If a student wants to learn they will one way or another it’s why people like Tesla Ford Edison passed the others.
Who will be the next victim to teach Organic Chem and be fired?
My daughter was a biology major (not premed), she said there were many people crying when they got the exams back. She loved the grading curve that the underperformers created, except they were not around to help boost the grades in Organic Chem 2. She was disappointed with C-, I told her I was glad she passed the first attempt.
Today. Getting a bad grade from an indoctrination institution is probably because the student isn’t being brainwashed sufficiently.
I had the same issue in calc 1 as well. But my professor was a very short Yugoslavian woman. She had a hard time with English. And often broke into a different language while calculating. She said that she did math in her head in her home language. She worked in Milwaukee and lived in Chicago. And took an expensive Amtrak train between the two cities. I took the same train on Fridays and sat with her. She escaped Yugoslavia in the trunk of a car with her husband. And spent 2 years in Italy before getting a visa to America. I liked her, but I could not understand her when she taught. I just learned from the book.

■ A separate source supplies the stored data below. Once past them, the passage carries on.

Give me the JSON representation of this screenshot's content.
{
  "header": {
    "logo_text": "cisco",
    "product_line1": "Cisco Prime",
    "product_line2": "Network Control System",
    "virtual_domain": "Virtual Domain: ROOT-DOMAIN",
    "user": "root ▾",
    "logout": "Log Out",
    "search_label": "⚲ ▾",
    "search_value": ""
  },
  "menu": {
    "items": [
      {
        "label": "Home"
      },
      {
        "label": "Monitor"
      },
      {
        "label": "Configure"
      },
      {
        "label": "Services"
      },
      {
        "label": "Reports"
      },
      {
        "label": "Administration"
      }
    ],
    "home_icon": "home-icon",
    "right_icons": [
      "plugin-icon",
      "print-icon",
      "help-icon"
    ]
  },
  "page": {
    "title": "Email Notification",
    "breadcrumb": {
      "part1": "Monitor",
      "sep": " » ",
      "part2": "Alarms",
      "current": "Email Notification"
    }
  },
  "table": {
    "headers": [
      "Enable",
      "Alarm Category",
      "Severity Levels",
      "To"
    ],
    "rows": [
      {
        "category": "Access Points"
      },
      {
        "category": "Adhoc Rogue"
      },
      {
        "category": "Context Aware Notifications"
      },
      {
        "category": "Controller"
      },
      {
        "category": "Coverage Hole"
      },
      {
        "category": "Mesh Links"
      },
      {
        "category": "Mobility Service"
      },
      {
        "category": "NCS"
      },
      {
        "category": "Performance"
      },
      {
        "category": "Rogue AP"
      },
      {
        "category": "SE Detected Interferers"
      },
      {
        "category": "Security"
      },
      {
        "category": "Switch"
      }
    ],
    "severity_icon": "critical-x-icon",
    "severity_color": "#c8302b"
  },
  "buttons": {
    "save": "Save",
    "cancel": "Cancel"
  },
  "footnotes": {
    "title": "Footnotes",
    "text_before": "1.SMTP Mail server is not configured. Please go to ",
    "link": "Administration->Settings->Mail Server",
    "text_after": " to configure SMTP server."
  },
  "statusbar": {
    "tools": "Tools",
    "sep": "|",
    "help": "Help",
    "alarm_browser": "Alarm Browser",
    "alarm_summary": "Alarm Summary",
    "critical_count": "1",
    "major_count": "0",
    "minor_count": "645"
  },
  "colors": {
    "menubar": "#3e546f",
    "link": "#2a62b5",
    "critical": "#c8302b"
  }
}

Most likely the students, although I have had my share of profs who are the cause.
Orgo is memory intensive but it’s not that complicated
I had two professors who had both been with the State Dept. One was to India. No wonder India didn't like us back in the day. Watching paint dry was more exciting than his class.
The other guy wasn't too bad. Except you could tell he had been in the ivory tower tooooooo long.
Hold colleges accountable, and they will be a little more selective about admissions.